= John M. Summerill Jr. =

American politician (1898-1969)

John M. Summerill Jr. (August 3, 1898 – August 24, 1969) was an American Republican Party politician who served as President of the New Jersey State Senate and as Acting Governor of New Jersey.

==Early life==
Summerill was born August 3, 1898, in Penns Grove, New Jersey, the son of John M. Summerill and Eleanor W. Jacoby Summerill. He attended Wenonah Academy and is a 1922 graduate of Rutgers University, where he was a four-letter man. He was an assistant coach of the Rutgers football team under coach George Sanford. He received his law degree from the New Jersey Law School (now Rutgers University Law School). He practiced law in Camden County before opening a law office in Salem County in 1935. He was elected Republican State Committeeman from Salem County in 1933 and held that post until 1943. During World War I, Summerill was a member of the Students Army Training Corps.

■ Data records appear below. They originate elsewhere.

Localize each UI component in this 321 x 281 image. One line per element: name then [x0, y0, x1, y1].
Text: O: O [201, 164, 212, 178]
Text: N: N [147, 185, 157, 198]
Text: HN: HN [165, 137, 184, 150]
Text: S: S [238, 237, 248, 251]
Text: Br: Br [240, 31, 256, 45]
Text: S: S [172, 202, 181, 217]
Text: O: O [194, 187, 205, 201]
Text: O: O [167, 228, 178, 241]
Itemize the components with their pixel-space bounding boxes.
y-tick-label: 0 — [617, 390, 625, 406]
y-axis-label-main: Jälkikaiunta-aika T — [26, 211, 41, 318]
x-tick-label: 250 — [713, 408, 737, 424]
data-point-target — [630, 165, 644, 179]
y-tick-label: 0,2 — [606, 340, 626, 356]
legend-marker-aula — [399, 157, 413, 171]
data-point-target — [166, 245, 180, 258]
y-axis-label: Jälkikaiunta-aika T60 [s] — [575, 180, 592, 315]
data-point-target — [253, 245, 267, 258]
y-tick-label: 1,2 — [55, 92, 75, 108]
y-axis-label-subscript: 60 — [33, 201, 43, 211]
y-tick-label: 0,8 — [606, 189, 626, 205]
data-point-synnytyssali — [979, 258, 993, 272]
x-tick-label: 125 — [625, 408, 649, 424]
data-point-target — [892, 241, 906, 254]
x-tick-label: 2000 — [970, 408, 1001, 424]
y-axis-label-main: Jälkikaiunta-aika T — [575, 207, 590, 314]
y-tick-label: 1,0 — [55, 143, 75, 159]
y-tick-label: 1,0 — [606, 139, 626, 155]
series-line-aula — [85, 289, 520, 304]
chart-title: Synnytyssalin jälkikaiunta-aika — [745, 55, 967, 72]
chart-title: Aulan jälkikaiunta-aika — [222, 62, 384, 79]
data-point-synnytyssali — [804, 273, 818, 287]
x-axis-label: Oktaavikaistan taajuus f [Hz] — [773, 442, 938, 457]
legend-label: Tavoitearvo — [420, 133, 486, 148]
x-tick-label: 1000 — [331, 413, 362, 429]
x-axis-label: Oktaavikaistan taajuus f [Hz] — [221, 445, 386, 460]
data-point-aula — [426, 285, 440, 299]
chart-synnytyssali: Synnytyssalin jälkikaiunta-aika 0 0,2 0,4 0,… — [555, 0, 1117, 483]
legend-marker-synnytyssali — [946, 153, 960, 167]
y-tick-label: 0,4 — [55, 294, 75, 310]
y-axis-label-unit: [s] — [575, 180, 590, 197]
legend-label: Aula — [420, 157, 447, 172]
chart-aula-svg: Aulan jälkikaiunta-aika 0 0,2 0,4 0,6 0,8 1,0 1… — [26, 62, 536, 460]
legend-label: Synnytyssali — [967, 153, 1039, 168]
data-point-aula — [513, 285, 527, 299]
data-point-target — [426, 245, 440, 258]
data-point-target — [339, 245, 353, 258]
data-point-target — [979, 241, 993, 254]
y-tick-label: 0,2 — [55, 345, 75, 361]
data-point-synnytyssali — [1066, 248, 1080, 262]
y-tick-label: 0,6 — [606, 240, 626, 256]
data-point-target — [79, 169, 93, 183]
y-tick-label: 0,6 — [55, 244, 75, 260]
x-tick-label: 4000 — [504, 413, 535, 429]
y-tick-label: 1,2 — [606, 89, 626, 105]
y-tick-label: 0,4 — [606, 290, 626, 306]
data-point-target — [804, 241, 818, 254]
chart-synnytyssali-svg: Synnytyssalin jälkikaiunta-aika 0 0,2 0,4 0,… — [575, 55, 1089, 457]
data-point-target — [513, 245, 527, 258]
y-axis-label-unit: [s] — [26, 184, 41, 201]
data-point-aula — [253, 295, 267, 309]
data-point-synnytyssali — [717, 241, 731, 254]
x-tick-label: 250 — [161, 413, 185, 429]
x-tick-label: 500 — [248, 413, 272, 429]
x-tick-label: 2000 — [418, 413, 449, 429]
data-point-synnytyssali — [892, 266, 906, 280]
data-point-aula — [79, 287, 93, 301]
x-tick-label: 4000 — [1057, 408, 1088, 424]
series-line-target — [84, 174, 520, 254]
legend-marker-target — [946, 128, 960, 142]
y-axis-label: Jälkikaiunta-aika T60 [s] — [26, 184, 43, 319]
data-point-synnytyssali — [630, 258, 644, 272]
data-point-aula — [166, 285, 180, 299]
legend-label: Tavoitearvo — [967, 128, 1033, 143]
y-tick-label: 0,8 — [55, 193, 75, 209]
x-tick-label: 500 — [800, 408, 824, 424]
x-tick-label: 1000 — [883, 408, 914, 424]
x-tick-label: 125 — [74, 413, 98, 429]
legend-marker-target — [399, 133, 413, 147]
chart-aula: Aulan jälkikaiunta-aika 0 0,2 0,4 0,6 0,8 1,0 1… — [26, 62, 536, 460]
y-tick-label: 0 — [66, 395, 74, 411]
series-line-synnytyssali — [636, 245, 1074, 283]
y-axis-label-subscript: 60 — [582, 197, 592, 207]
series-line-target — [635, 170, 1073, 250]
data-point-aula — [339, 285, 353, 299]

==New Jersey State Assemblyman==
He was elected to the New Jersey General Assembly in 1928, at age 30, and was re-elected in 1929 and 1930.

==New Jersey State Senator==
Summerill was elected to the New Jersey State Senate in 1938. He was the Senate President in 1948, and during the extended illness of Governor Alfred Driscoll, he served as the Acting Governor. Summerill was defeated in his 1955 bid for re-election by Democrat John A. Waddington, an Assemblyman.